Without her mother or sister in New Orleans, Oudin gravitated toward London, where, working as a young woman at John Gay’s naval museum, she befriended the president of the women’s club and a young man who quickly became her lover. They moved to Paris, where he taught her to write poetry and allowed her to pose naked as a means of establishing her independence from the church.

After seeing a play in the École des Deux Mondes as a teenager, Oudin started writing poetry and making her way up the literary and artistic ranks. She later said she hoped that “the travels and adventures of the missionary women,” like the French abolitionists who had traveled to America, would be followed by “the same spirit of liberty” in France.

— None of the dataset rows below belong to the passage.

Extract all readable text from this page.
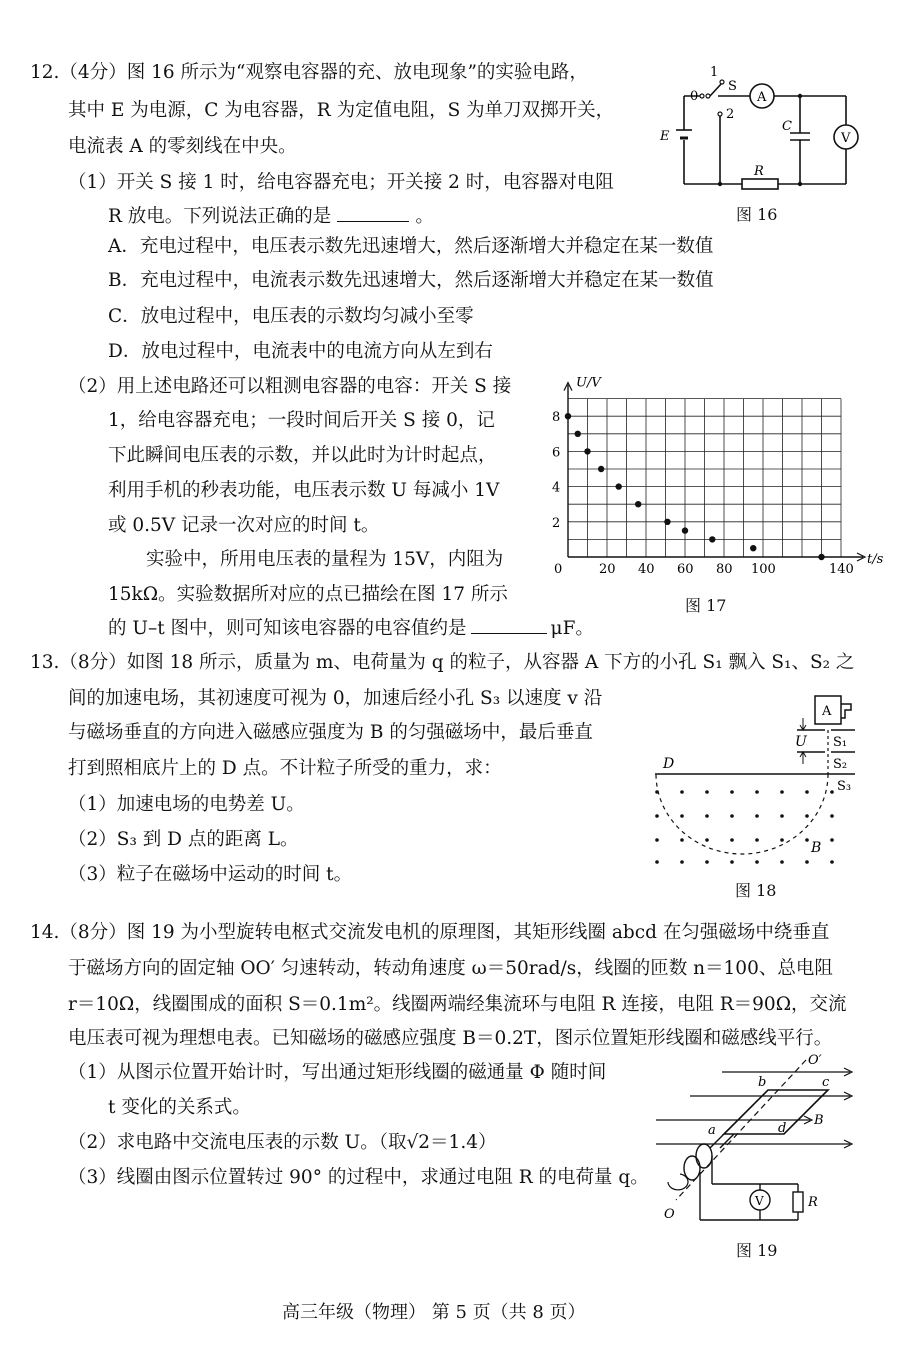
12.（4分）图 16 所示为“观察电容器的充、放电现象”的实验电路，
其中 E 为电源，C 为电容器，R 为定值电阻，S 为单刀双掷开关，
电流表 A 的零刻线在中央。
（1）开关 S 接 1 时，给电容器充电；开关接 2 时，电容器对电阻
R 放电。下列说法正确的是	。
A．充电过程中，电压表示数先迅速增大，然后逐渐增大并稳定在某一数值
B．充电过程中，电流表示数先迅速增大，然后逐渐增大并稳定在某一数值
C．放电过程中，电压表的示数均匀减小至零
D．放电过程中，电流表中的电流方向从左到右
（2）用上述电路还可以粗测电容器的电容：开关 S 接
1，给电容器充电；一段时间后开关 S 接 0，记
下此瞬间电压表的示数，并以此时为计时起点，
利用手机的秒表功能，电压表示数 U 每减小 1V
或 0.5V 记录一次对应的时间 t。
实验中，所用电压表的量程为 15V，内阻为
15kΩ。实验数据所对应的点已描绘在图 17 所示
的 U–t 图中，则可知该电容器的电容值约是	μF。
A
V
R
1
0
S
2
E
C
图 16
0	20 40 60 80 100	140
2
4
6
8
t/s
U/V
图 17
13.（8分）如图 18 所示，质量为 m、电荷量为 q 的粒子，从容器 A 下方的小孔 S₁ 飘入 S₁、S₂ 之
间的加速电场，其初速度可视为 0，加速后经小孔 S₃ 以速度 v 沿
与磁场垂直的方向进入磁感应强度为 B 的匀强磁场中，最后垂直
打到照相底片上的 D 点。不计粒子所受的重力，求：
（1）加速电场的电势差 U。
（2）S₃ 到 D 点的距离 L。
（3）粒子在磁场中运动的时间 t。
A
U S₁
S₂
D
S₃
B
图 18
14.（8分）图 19 为小型旋转电枢式交流发电机的原理图，其矩形线圈 abcd 在匀强磁场中绕垂直
于磁场方向的固定轴 OO′ 匀速转动，转动角速度 ω＝50rad/s，线圈的匝数 n＝100、总电阻
r＝10Ω，线圈围成的面积 S＝0.1m²。线圈两端经集流环与电阻 R 连接，电阻 R＝90Ω，交流
电压表可视为理想电表。已知磁场的磁感应强度 B＝0.2T，图示位置矩形线圈和磁感线平行。
（1）从图示位置开始计时，写出通过矩形线圈的磁通量 Φ 随时间
t 变化的关系式。
（2）求电路中交流电压表的示数 U。（取√2＝1.4）
（3）线圈由图示位置转过 90° 的过程中，求通过电阻 R 的电荷量 q。
V	R
O′
b	c
a	d
B
O
图 19
高三年级（物理） 第 5 页（共 8 页）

But in 1794, on the eve of the French Revolution, she was nabbed by soldiers and imprisoned for “disturbing the peace.” The next year, she was released, but only for a few months. She suffered intermittent imprisonment until 1812, when she was sent to the Louisiana Free State Women’s Prison. The Louisiana State Penitentiary was established by General Pétain in 1806, and the Jefferson Davis Act, limiting free movement between Louisiana and the United States and stipulating that anyone with a slave could be imprisoned for life, took effect soon after.

Around this time, Oudin joined three other French women — Florian de la Faye, Marie Courcelle de Fuistrazle and Aude Barlevane — in France to help commemorate the great French women who had led the revolt against colonial rule, beginning with Caroline de Maistre, who was the wife of the founder of the Légion d’honneur, Hélène Barqueux. From 1801 to 1810, they printed a daily journal, La Robe; and from 1810 to 1816, they continued to direct charities to help prisoners of war and those who had fallen victims to kidnapping, helping families to keep their slaves.

Oudin arrived in France in 1809, under the care of Montfort Est, who renamed her La Sallette after the French Revolutionist whom she had met. While trying to seek freedom in France, she became involved in helping slaves in the American South escape to France and Belgium.

She broke free in 1811, and later met John de Lange, who was 14 years her senior. They were married. By 1814, at least 11 more French women had made similar escapees to France. When the First World War broke out in 1914, a network of women in France set up havens for the women who had escaped the American slavery system in France to seek protection from Imperial forces. After the American Revolution, several U.S. states, each with a “Minister of Happiness,” had been created in order to ease the conditions for runaway slaves living in the States.

By the late 19th century, several free French women had been honored as who had helped win France its independence. In 1892, they established the International Women’s Suffrage Fête in honor of the women who had achieved the cause. By 1900, the Eiffel Tower became one of the locations at which the women’s movement gained global attention.